44. Correlation Prosecutors reasoned that there was a correlation: Lucia de Berk in the room & death. It couldn’t be that the deaths caused her to be in the room. It couldn’t be that some common cause C both caused her to be in the room and the deaths. So the only other option was that she caused the deaths.

45. Coincidence But there was a third option: coincidence. How many hospitals are there in all the world? How many nurses work at each of those hospitals?

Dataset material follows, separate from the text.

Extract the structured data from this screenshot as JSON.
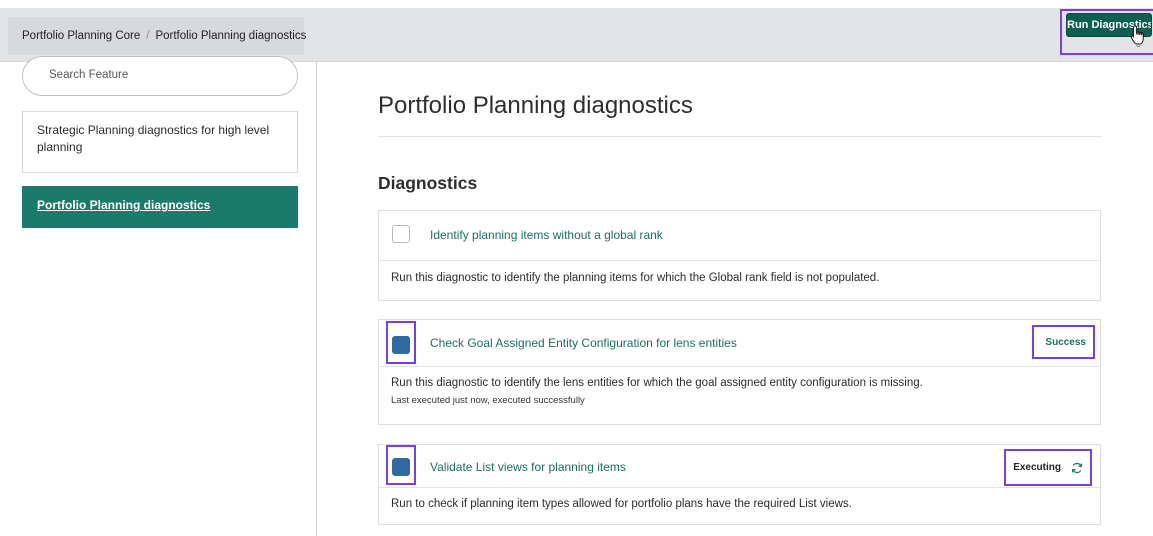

What are the chances that, just by accident, in one of those hospitals one of those nurses just happened to be present for 7 deaths?

46. Rare Things are Frequent Richard Gill, Professor of Mathematical Statistics at the University of Leiden, worked hard to overturn the case. He estimated that the chance that this was an accident was 1 in 9. This doesn’t prove that she’s innocent (or guilty). But things that have a 1 in 9 chance of happening happen all the time!

47. Experimental design

48. Types of Scientific Studies There are two basic types of scientific studies (the stuff that gets published in scientific journals and reported in the “science” section of the newspaper): • Observational studies • Controlled experiments

49. Observational Studies An observational study looks at data in order to determine whether two variables are correlated.

50. Observational Studies For example, an observational study might ask women to record how much wine they drink, and also to report if they develop breast cancer. After many years, a correlation may be found between wine consumption and cancer.